- Genre: Drama Science fiction
- Based on: Pottage Araret Gilead Captivity by Zenna Henderson
- Written by: James M. Miller
- Directed by: John Korty
- Starring: Kim Darby William Shatner Diane Varsi Laurie Walters Dan O'Herlihy
- Theme music composer: Carmine Coppola
- Country of origin: United States
- Original language: English

Production
- Executive producers: Francis Ford Coppola Charles W. Fries
- Producer: Gerald I. Isenberg
- Cinematography: Edward Rosson
- Editor: Patrick Kennedy
- Running time: 74 minutes
- Production companies: American Zoetrope Metromedia Producers Corporation

Original release
- Network: ABC
- Release: January 22, 1972

= The People (film) =

1972 television film

The People is a 1972 science fiction TV movie, broadcast as an ABC Movie of the Week on January 22, 1972. It is primarily based on "Pottage", a novella by Zenna Henderson, with elements of Henderson's stories "Araret", "Gilead" and "Captivity." It stars Kim Darby, William Shatner, Diane Varsi, Laurie Walters, and Dan O'Herlihy. Darby and Shatner had previously appeared together in the Star Trek episode "Miri."

==Plot summary==
Melodye Amerson is a young teacher who goes to a remote area to work with a group of individuals who have isolated themselves from civilization and maintained an independent community, vaguely similar to the Amish or a religious commune. Melodye is unnerved by the secretive behavior of her students, and the fact that all fun, games and activities she proposes are forbidden to them. Valancy, an elder in the community, advises Melodye to stay, because she senses that things are about to change in the valley, and Melodye herself is a part of that change.
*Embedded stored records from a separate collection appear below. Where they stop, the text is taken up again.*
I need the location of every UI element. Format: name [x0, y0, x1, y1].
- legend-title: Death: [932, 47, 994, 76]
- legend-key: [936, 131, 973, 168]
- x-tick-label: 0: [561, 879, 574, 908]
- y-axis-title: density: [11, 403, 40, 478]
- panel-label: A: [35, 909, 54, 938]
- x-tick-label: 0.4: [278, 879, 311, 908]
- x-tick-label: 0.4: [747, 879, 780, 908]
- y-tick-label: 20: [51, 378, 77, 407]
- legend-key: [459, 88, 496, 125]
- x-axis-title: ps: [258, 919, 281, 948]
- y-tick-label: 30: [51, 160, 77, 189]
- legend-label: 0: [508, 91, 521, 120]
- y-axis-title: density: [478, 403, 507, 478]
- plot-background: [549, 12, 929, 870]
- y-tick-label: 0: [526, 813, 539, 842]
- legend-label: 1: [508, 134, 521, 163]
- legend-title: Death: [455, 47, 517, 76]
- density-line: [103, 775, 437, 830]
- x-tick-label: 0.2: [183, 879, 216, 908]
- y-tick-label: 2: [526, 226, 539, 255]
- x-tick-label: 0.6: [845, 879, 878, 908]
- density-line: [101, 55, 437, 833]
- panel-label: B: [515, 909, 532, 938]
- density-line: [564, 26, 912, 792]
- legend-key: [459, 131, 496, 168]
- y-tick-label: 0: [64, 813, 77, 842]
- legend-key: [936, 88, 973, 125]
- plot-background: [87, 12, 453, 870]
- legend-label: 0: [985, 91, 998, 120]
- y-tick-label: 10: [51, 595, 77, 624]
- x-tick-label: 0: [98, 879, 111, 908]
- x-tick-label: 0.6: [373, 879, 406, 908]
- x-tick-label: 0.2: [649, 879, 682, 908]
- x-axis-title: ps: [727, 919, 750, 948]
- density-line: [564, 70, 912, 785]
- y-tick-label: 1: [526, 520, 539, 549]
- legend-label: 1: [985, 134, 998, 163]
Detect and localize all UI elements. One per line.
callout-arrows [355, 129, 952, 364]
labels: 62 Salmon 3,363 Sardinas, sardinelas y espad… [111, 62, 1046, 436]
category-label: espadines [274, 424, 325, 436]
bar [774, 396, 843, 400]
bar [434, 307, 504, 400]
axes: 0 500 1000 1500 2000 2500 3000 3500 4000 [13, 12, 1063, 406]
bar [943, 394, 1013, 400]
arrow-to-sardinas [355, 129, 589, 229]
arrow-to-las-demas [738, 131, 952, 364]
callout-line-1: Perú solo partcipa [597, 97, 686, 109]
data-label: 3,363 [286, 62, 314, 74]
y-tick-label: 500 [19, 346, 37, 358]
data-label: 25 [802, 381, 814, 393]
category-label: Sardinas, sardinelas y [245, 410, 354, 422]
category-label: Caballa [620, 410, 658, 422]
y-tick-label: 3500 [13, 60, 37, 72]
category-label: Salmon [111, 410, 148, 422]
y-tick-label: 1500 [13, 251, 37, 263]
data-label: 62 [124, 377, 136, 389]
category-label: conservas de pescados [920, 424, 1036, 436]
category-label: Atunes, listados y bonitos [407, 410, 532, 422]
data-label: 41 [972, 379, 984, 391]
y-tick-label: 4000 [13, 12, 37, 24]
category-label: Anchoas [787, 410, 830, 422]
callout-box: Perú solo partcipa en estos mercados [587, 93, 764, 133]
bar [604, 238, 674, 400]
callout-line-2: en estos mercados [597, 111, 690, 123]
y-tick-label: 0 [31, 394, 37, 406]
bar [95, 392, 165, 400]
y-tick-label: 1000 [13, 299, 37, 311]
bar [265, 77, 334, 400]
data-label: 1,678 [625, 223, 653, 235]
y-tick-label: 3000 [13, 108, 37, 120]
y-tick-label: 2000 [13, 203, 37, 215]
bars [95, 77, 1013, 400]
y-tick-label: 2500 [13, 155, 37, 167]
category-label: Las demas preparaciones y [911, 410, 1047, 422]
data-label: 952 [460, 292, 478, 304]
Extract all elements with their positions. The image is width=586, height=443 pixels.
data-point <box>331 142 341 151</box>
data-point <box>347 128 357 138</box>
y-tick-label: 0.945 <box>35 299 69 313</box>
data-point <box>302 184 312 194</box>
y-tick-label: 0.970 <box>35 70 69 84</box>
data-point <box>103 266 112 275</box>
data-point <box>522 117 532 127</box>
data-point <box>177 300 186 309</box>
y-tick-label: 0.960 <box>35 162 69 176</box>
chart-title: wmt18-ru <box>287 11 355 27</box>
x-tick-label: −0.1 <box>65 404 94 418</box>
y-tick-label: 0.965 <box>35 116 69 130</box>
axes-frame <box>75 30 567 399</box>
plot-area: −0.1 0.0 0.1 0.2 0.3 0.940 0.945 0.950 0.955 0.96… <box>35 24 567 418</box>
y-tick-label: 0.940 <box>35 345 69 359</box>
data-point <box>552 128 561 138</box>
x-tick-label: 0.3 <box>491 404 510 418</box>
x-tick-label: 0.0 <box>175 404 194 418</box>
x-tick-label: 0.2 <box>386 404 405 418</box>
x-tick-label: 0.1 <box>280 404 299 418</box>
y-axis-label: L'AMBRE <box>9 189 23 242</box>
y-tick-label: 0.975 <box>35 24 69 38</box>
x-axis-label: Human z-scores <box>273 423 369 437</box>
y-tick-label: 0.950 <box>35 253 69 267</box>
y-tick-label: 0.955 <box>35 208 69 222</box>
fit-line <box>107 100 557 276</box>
Melodye soon discovers that the secluded and "backwards" residents are actually aliens with mild paranormal powers. A natural disaster destroyed their planet, and they are hoping to establish a life on Earth. Landing in the late 1800s, initially they shared their secret with local residents, but found themselves condemned as witches. Many were killed, and the survivors forbade their children ever to use their abilities, even with extreme discretion. Young adults like Valancy (and even some of the older people) have been pushing for an end to these restrictions.

==Cast==
- Kim Darby—Melodye Amerson
- William Shatner—Dr. Curtis
- Diane Varsi—Valancy Carmody
- Dan O'Herlihy—Sol Diemus
- Laurie Walters—Karen Diemus
- Johanna Baer—Bethie

==Production==
The children's illustrations in the film were done by Arthur Okamura.

The film was the first TV movie for John Korty, and was produced by his sometime partner Francis Ford Coppola, listed as the Executive Producer on the actual film, and scored by his father Carmine.

The Monster Times reported in November 1972 that a sequel was in the pipeline, Birds in the Wilderness; no such film appeared.

==Reception==
One history of science fiction reports that the film stood out in its time "for being neither shoddy nor sentimentalized."